Но Крохин решил удивить его еще больше:
— Тебе иного опасаться надо, Николай Семёнович, у тебя первое движение — самое ужасное.
И снова удивление пересилило в душе Лескова всякие другие, более естественные для него чувства. Вместо того, чтобы осадить зарвавшегося родственника, он сказал с усталым вздохом:
— Что ж… Всяк своему нраву работает… Но быстро справился с внезапной слабостью.
— А с чего ты взял, что это первое мое движение? — сказал он опасным голосом.
— А-а!.. — вроде не очень удивился Крохин. — Стало быть, все заранее решено было. И Дронушка зря тут распинался… Грустно это, Николай Семенович, ох как грустно!
— Ну, не твоей дряблой доброте меня судить! — воскликнул Лесков.
Николай Семенович видел в Крохине лишь расслабленную, а потому и малоценную доброту, опирающуюся на крайнюю ограниченность. Доброты — врожденной и неколебимой — было и в самом деле хоть отбавляй. Но этим не исчерпывалась сущность Николая Петровича Крохина. Был еще ум — неигристый, с ленцой, но прочный и ясный русский ум, сообщавший поведению сборщика налогов никому не ведомое величие, ибо он все знал про окружающих. Он знал куриную глупость и беспомощность своей жены Ольги Семеновны, но, жалеючи, списывал ей все промашки, неловкости, бестактности, обиды, и непритязательная семейная жизнь их была счастливой. Он приехал в Петербург, исполненный безмерного преклонения перед своим знаменитым зятем, и, познакомившись с ним, ничего не утратил в своем высоком отношении, хотя и сделал одно удивительное открытие: кое в чем, например в оценке близких людей и многих бытовых обстоятельств, тот недалеко ушел от своей малоумной сестры. Крохин, как и большинство нелитературных людей, наивно полагал, что писатели — величайшие человекознатцы. Читая Лескова, он восхищался не только красотой, картинностью описаний, но и тем, что тот все про всех понимает, А познакомившись ближе, обнаружил, что волшебник слова даже про своих домашних понимает все вкривь и вкось. Страстное, «печеночное» отношение к людям закрывало истину. Случались, разумеется, ошеломляющие прозрения, открытия, непостижимые угадки, но то были лишь яркие вспышки в густом тумане, заволакивающем дневное зрение души. Оказывается, писатели, знают придуманных ими людей, и все понимают про них, тонко выводят каждый внутренний ход, определяющий тот или иной поступок, а в окружающих — живых, дышащих, томящихся, смеющихся, горюющих, радующихся, рассеянных, добрых, страдающих мигренью и несварением желудка людях могут ничегошеньки не понимать. Слепота Лескова объяснялась, конечно, не глупостью, но, коли тебя вечно «ведет и корчит», откуда взяться спокойной и трезвой оценке?..

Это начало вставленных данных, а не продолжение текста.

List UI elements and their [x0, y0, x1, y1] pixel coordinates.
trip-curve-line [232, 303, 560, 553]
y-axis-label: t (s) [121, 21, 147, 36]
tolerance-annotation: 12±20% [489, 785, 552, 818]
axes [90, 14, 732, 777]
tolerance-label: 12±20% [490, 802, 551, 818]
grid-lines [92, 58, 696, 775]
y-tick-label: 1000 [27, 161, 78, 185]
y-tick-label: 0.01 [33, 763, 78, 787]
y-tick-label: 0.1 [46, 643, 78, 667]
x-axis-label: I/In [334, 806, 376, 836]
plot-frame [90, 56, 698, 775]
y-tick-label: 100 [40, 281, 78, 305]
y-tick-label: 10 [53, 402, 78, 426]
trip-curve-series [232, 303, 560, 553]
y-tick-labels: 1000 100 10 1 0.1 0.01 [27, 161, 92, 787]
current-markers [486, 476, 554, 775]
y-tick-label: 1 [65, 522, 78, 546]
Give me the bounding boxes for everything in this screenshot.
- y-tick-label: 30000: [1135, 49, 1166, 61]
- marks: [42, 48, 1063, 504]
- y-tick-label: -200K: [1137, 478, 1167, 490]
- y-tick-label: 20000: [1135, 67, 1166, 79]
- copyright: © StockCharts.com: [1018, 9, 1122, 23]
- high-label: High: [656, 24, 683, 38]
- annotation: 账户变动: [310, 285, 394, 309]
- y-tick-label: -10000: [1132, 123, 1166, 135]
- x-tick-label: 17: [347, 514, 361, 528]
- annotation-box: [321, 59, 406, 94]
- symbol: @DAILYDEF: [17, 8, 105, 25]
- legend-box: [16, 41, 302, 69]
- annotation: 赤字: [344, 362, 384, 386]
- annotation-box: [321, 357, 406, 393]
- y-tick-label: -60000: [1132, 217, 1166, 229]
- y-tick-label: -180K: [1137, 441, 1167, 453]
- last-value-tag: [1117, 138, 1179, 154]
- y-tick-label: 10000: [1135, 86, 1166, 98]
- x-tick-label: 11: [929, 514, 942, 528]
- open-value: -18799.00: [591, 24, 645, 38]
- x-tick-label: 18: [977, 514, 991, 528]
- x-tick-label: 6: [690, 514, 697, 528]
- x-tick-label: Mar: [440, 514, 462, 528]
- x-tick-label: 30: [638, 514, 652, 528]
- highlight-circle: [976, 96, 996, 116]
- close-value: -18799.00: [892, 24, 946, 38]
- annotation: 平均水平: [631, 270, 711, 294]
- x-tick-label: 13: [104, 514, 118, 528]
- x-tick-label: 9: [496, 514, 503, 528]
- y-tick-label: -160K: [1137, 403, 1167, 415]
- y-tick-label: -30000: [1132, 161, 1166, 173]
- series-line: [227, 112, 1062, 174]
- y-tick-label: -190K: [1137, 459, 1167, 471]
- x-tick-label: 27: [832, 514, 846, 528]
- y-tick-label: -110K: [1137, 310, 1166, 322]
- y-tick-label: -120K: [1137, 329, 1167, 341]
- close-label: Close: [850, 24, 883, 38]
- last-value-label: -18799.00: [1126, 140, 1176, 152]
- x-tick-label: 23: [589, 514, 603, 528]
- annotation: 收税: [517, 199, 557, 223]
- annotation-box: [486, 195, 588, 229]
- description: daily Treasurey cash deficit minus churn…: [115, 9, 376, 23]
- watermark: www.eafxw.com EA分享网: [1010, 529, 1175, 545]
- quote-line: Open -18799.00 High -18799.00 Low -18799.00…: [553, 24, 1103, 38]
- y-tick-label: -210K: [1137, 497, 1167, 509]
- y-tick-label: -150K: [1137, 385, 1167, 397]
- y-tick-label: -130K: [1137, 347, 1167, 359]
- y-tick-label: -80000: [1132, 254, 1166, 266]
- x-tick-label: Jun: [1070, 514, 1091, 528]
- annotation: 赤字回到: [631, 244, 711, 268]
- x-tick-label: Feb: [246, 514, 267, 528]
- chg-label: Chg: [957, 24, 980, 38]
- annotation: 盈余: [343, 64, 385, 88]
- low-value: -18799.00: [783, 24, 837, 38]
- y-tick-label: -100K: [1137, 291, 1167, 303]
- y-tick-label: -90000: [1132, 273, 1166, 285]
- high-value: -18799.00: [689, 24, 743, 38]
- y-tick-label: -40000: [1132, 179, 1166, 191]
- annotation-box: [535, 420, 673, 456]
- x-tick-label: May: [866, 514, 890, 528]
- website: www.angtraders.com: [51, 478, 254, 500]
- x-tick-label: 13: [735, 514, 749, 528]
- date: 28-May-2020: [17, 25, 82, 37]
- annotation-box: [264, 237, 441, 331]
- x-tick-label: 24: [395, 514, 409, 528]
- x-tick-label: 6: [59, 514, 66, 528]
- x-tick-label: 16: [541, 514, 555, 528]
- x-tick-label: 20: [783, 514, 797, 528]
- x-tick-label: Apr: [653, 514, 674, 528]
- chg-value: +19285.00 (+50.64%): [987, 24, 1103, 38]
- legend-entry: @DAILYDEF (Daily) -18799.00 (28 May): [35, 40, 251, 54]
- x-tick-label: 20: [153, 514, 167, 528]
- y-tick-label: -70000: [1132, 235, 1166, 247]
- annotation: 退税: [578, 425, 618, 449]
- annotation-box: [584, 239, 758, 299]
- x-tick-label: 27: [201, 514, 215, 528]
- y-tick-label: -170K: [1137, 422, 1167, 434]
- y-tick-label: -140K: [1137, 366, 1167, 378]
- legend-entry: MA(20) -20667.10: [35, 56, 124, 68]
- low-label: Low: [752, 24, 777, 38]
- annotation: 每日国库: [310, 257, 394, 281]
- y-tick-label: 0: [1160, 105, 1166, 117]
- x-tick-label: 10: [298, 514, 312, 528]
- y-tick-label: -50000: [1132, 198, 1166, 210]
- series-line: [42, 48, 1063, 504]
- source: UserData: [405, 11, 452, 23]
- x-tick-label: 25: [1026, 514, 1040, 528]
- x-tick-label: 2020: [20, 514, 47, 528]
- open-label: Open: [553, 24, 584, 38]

И Крохин стал жалеть гениального зятя почти так же, как и недалекую жену. В мягком климате его доброты и Ольга Семеновна казалась не глупее людей, и зять иной раз отбрасывал свое зломнительство, заставлявшее его в великой скорби восклицать по Иисусу: «Враги человеку — домашние его!» Но было в Крохине то умное смирение, что предохраняло его от гадательных попыток силой своей доброты и ясновидения изменить ущербную суть одной и мучительную суть другого. Он знал, что, кроме беды и крушения, с трудом созданного равновесия, ничего из этого не выйдет. Оставалось жалеть, умаляться, поддакивать, иногда молчать.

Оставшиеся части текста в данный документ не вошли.